English composer Gavin Bryars once recorded a tramp singing a religious song in the streets of London. Then, as he recalls,
When I played it at home, I found that his singing was in tune with my piano, and I improvised a simple accompaniment. I noticed, too, that the first section of the song - 13 bars in length - formed an effective loop which repeated in a slightly unpredictable way. I took the tape loop to Leicester, where I was working in the Fine Art Department, and copied the loop onto a continuous reel of tape, thinking about perhaps adding an orchestrated accompaniment to this. The door of the recording room opened on to one of the large painting studios and I left the tape copying, with the door open, while I went to have a cup of coffee. When I came back I found the normally lively room unnaturally subdued. People were moving about much more slowly than usual and a few were sitting alone, quietly weeping.

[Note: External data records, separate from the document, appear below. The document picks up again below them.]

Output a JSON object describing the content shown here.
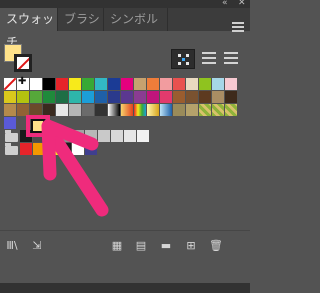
{
  "window": {
    "collapse_glyph": "«",
    "close_glyph": "✕"
  },
  "tabs": [
    {
      "label": "スウォッチ",
      "active": true
    },
    {
      "label": "ブラシ",
      "active": false
    },
    {
      "label": "シンボル",
      "active": false
    }
  ],
  "fill_stroke": {
    "fill_color": "#ffe28a",
    "stroke": "none"
  },
  "view_buttons": [
    {
      "name": "large-thumbnail-view",
      "active": true
    },
    {
      "name": "list-view",
      "active": false
    },
    {
      "name": "small-thumbnail-view",
      "active": false
    }
  ],
  "swatch_rows": [
    [
      "none",
      "registration",
      "#ffffff",
      "#000000",
      "#e6242a",
      "#f7ea1b",
      "#38a935",
      "#32b8c4",
      "#1b3b95",
      "#e5007e",
      "#c6a26f",
      "#ef7d3a",
      "#f29c9f",
      "#e9514f",
      "#e9d9c1",
      "#8fc31f",
      "#a6d7e8",
      "#f7cad2"
    ],
    [
      "#d9c91c",
      "#b3c20f",
      "#56a83a",
      "#1f8a3b",
      "#1d6e45",
      "#2eb6aa",
      "#1c9ed8",
      "#1e60a8",
      "#2b3a8c",
      "#5b3890",
      "#8a3c92",
      "#c1157c",
      "#e33a6d",
      "#9a5d2f",
      "#7a5230",
      "#5d3a20",
      "#aa8d63",
      "#3e2a1b"
    ],
    [
      "#b48a4c",
      "#916235",
      "#6b4a2b",
      "#3a2a1f",
      "#e8e8e8",
      "#b5b5b5",
      "#6b6b6b",
      "#333333",
      "gradient-bw",
      "gradient-orange",
      "gradient-rainbow",
      "gradient-yellow",
      "gradient-blue",
      "#9a8b5a",
      "#b5a26b",
      "pattern-1",
      "pattern-2",
      "pattern-3"
    ]
  ],
  "row4_swatches": [
    "#5a5ad6",
    "#ffe28a"
  ],
  "gray_group": [
    "#1a1a1a",
    "#4b4b4b",
    "#6e6e6e",
    "#8c8c8c",
    "#a3a3a3",
    "#b8b8b8",
    "#c9c9c9",
    "#d8d8d8",
    "#e6e6e6",
    "#f2f2f2"
  ],
  "color_group": [
    "#e6242a",
    "#f39800",
    "#f7ea1b",
    "#1a1a1a",
    "#ffffff",
    "#3f3f8f"
  ],
  "highlight": {
    "color": "#ef2b7c"
  },
  "toolbar": [
    {
      "name": "swatch-library-menu-icon",
      "glyph": "Ⅲ\\"
    },
    {
      "name": "place-swatches-icon",
      "glyph": "⇲"
    },
    {
      "name": "show-swatch-kinds-icon",
      "glyph": "▦"
    },
    {
      "name": "swatch-options-icon",
      "glyph": "▤"
    },
    {
      "name": "new-color-group-icon",
      "glyph": "▬"
    },
    {
      "name": "new-swatch-icon",
      "glyph": "⊞"
    },
    {
      "name": "delete-swatch-icon",
      "glyph": "🗑"
    }
  ]
}
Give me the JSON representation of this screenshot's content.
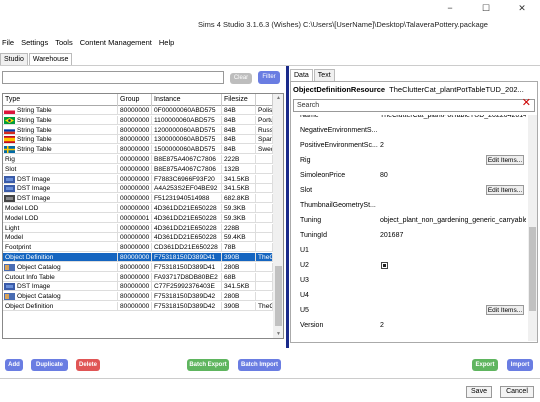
{
  "window": {
    "title": "Sims 4 Studio 3.1.6.3 (Wishes)  C:\\Users\\[UserName]\\Desktop\\TalaveraPottery.package",
    "minimize": "−",
    "maximize": "☐",
    "close": "✕"
  },
  "menu": [
    "File",
    "Settings",
    "Tools",
    "Content Management",
    "Help"
  ],
  "tabs": [
    "Studio",
    "Warehouse"
  ],
  "left": {
    "search_value": "",
    "clear_label": "Clear",
    "filter_label": "Filter",
    "columns": [
      "Type",
      "Group",
      "Instance",
      "Filesize",
      ""
    ],
    "rows": [
      {
        "type": "String Table",
        "group": "80000000",
        "instance": "0F00000060ABD575",
        "size": "84B",
        "extra": "Polish",
        "flag": "pl"
      },
      {
        "type": "String Table",
        "group": "80000000",
        "instance": "1100000060ABD575",
        "size": "84B",
        "extra": "Portug",
        "flag": "br"
      },
      {
        "type": "String Table",
        "group": "80000000",
        "instance": "1200000060ABD575",
        "size": "84B",
        "extra": "Russia",
        "flag": "ru"
      },
      {
        "type": "String Table",
        "group": "80000000",
        "instance": "1300000060ABD575",
        "size": "84B",
        "extra": "Spanis",
        "flag": "es"
      },
      {
        "type": "String Table",
        "group": "80000000",
        "instance": "1500000060ABD575",
        "size": "84B",
        "extra": "Swedis",
        "flag": "se"
      },
      {
        "type": "Rig",
        "group": "00000000",
        "instance": "B8E875A4067C7806",
        "size": "222B",
        "extra": "",
        "flag": ""
      },
      {
        "type": "Slot",
        "group": "00000000",
        "instance": "B8E875A4067C7806",
        "size": "132B",
        "extra": "",
        "flag": ""
      },
      {
        "type": "DST Image",
        "group": "00000000",
        "instance": "F7883C6966F93F20",
        "size": "341.5KB",
        "extra": "",
        "flag": "dst"
      },
      {
        "type": "DST Image",
        "group": "00000000",
        "instance": "A4A253S2EF04BE92",
        "size": "341.5KB",
        "extra": "",
        "flag": "dst"
      },
      {
        "type": "DST Image",
        "group": "00000000",
        "instance": "F51231940514988",
        "size": "682.8KB",
        "extra": "",
        "flag": "dst2"
      },
      {
        "type": "Model LOD",
        "group": "00000000",
        "instance": "4D361DD21E650228",
        "size": "59.3KB",
        "extra": "",
        "flag": ""
      },
      {
        "type": "Model LOD",
        "group": "00000001",
        "instance": "4D361DD21E650228",
        "size": "59.3KB",
        "extra": "",
        "flag": ""
      },
      {
        "type": "Light",
        "group": "00000000",
        "instance": "4D361DD21E650228",
        "size": "228B",
        "extra": "",
        "flag": ""
      },
      {
        "type": "Model",
        "group": "00000000",
        "instance": "4D361DD21E650228",
        "size": "59.4KB",
        "extra": "",
        "flag": ""
      },
      {
        "type": "Footprint",
        "group": "80000000",
        "instance": "CD361DD21E650228",
        "size": "78B",
        "extra": "",
        "flag": ""
      },
      {
        "type": "Object Definition",
        "group": "80000000",
        "instance": "F75318150D389D41",
        "size": "390B",
        "extra": "TheClu",
        "flag": "",
        "selected": true
      },
      {
        "type": "Object Catalog",
        "group": "80000000",
        "instance": "F75318150D389D41",
        "size": "280B",
        "extra": "",
        "flag": "cat"
      },
      {
        "type": "Cutout Info Table",
        "group": "80000000",
        "instance": "FA93717D8DB80BE2",
        "size": "68B",
        "extra": "",
        "flag": ""
      },
      {
        "type": "DST Image",
        "group": "80000000",
        "instance": "C77F25992376403E",
        "size": "341.5KB",
        "extra": "",
        "flag": "dst"
      },
      {
        "type": "Object Catalog",
        "group": "80000000",
        "instance": "F75318150D389D42",
        "size": "280B",
        "extra": "",
        "flag": "cat"
      },
      {
        "type": "Object Definition",
        "group": "80000000",
        "instance": "F75318150D389D42",
        "size": "390B",
        "extra": "TheClu",
        "flag": ""
      }
    ]
  },
  "right": {
    "tabs": [
      "Data",
      "Text"
    ],
    "resource_type": "ObjectDefinitionResource",
    "resource_name": "TheClutterCat_plantPotTableTUD_202...",
    "search_placeholder": "Search",
    "edit_label": "Edit Items...",
    "props": [
      {
        "name": "Name",
        "value": "TheClutterCat_plantPotTableTUD_202204201403"
      },
      {
        "name": "NegativeEnvironmentS...",
        "value": ""
      },
      {
        "name": "PositiveEnvironmentSc...",
        "value": "2"
      },
      {
        "name": "Rig",
        "value": "",
        "edit": true
      },
      {
        "name": "SimoleonPrice",
        "value": "80"
      },
      {
        "name": "Slot",
        "value": "",
        "edit": true
      },
      {
        "name": "ThumbnailGeometrySt...",
        "value": ""
      },
      {
        "name": "Tuning",
        "value": "object_plant_non_gardening_generic_carryable"
      },
      {
        "name": "TuningId",
        "value": "201687"
      },
      {
        "name": "U1",
        "value": ""
      },
      {
        "name": "U2",
        "value": "",
        "checkbox": true
      },
      {
        "name": "U3",
        "value": ""
      },
      {
        "name": "U4",
        "value": ""
      },
      {
        "name": "U5",
        "value": "",
        "edit": true
      },
      {
        "name": "Version",
        "value": "2"
      }
    ]
  },
  "actions": {
    "add": "Add",
    "duplicate": "Duplicate",
    "delete": "Delete",
    "batch_export": "Batch Export",
    "batch_import": "Batch Import",
    "export": "Export",
    "import": "Import"
  },
  "footer": {
    "save": "Save",
    "cancel": "Cancel"
  },
  "colors": {
    "blue": "#6a7de2",
    "red": "#e05555",
    "green": "#5fb55f",
    "selection": "#1565c0"
  }
}
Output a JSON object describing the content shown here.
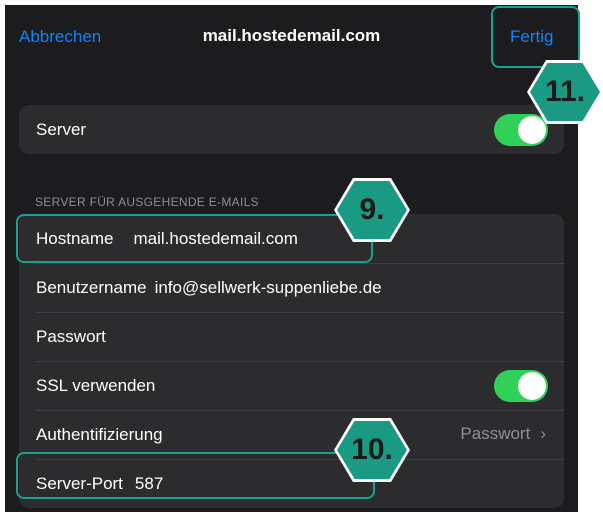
{
  "navbar": {
    "cancel_label": "Abbrechen",
    "title": "mail.hostedemail.com",
    "done_label": "Fertig"
  },
  "server_group": {
    "label": "Server",
    "toggle_on": true
  },
  "section_header": "SERVER FÜR AUSGEHENDE E-MAILS",
  "outgoing": {
    "hostname_label": "Hostname",
    "hostname_value": "mail.hostedemail.com",
    "username_label": "Benutzername",
    "username_value": "info@sellwerk-suppenliebe.de",
    "password_label": "Passwort",
    "ssl_label": "SSL verwenden",
    "ssl_on": true,
    "auth_label": "Authentifizierung",
    "auth_value": "Passwort",
    "port_label": "Server-Port",
    "port_value": "587"
  },
  "annotations": {
    "badge_9": "9.",
    "badge_10": "10.",
    "badge_11": "11."
  },
  "colors": {
    "accent": "#0a84ff",
    "toggle_on": "#30d158",
    "highlight": "#1aa08f",
    "badge": "#1a9a82"
  }
}
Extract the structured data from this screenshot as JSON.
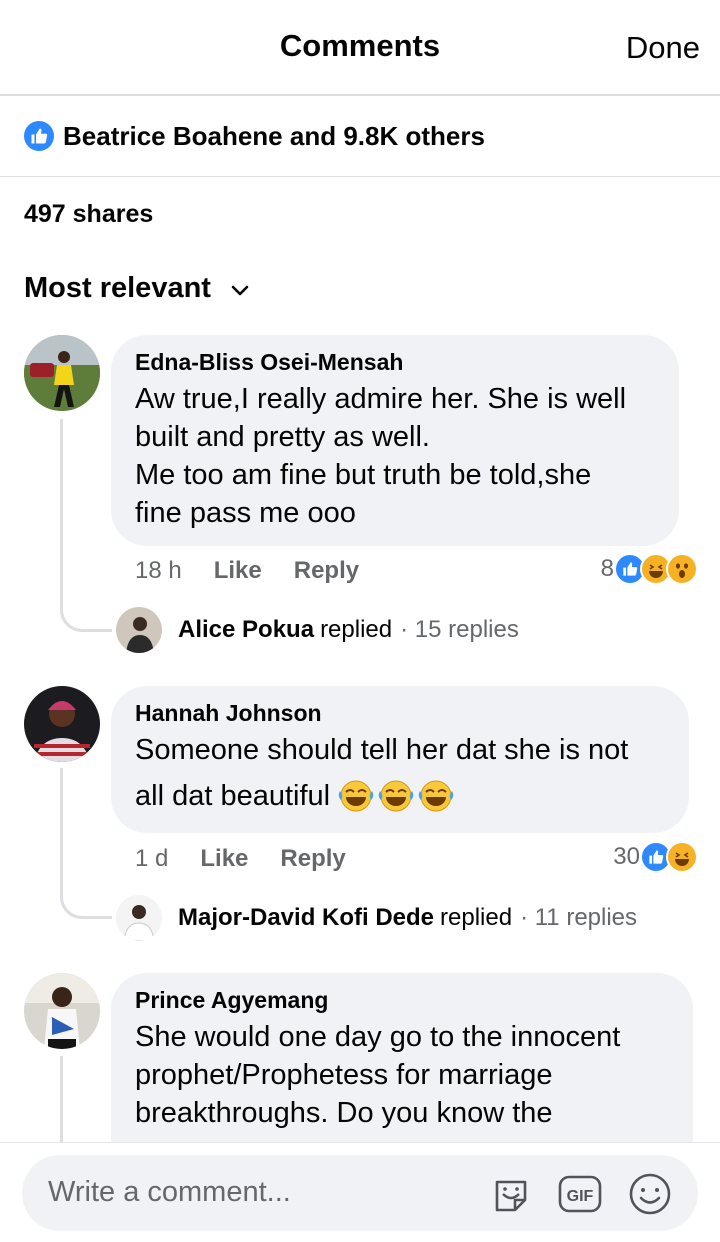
{
  "header": {
    "title": "Comments",
    "done_label": "Done"
  },
  "likes": {
    "icon": "like-icon",
    "text": "Beatrice Boahene and 9.8K others"
  },
  "shares": {
    "text": "497 shares"
  },
  "sort": {
    "label": "Most relevant",
    "icon": "chevron-down-icon"
  },
  "comments": [
    {
      "author": "Edna-Bliss Osei-Mensah",
      "text": "Aw true,I really admire her. She is well\nbuilt and pretty as well.\nMe too am fine but truth be told,she\nfine pass me ooo",
      "time": "18 h",
      "like_label": "Like",
      "reply_label": "Reply",
      "reaction_count": "8",
      "reactions": [
        "like",
        "haha",
        "wow"
      ],
      "replies": {
        "name": "Alice Pokua",
        "replied_word": "replied",
        "count_text": "· 15 replies"
      }
    },
    {
      "author": "Hannah Johnson",
      "text_line1": "Someone should tell her dat she is not",
      "text_line2": "all dat beautiful",
      "emojis": [
        "laughing-tears",
        "laughing-tears",
        "laughing-tears"
      ],
      "time": "1 d",
      "like_label": "Like",
      "reply_label": "Reply",
      "reaction_count": "30",
      "reactions": [
        "like",
        "haha"
      ],
      "replies": {
        "name": "Major-David Kofi Dede",
        "replied_word": "replied",
        "count_text": "· 11 replies"
      }
    },
    {
      "author": "Prince Agyemang",
      "text": "She would one day go to the innocent\nprophet/Prophetess for marriage\nbreakthroughs. Do you know the"
    }
  ],
  "composer": {
    "placeholder": "Write a comment...",
    "icons": [
      "sticker-icon",
      "gif-icon",
      "emoji-icon"
    ]
  },
  "colors": {
    "accent": "#2e89ff",
    "bubble": "#f0f2f5",
    "secondary_text": "#65676b",
    "haha_yellow": "#f7b125"
  }
}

I was puzzled until I realised that the tape was still playing and that they had been overcome by the old man's singing. This convinced me of the emotional power of the music and of the possibilities offered by adding a simple, though gradually evolving, orchestral accompaniment that respected the tramp's nobility and simple faith. Although he died before he could hear what I had done with his singing, the piece remains as an eloquent, but understated testimony to his spirit and optimism.
It's one of the most moving things I've ever heard.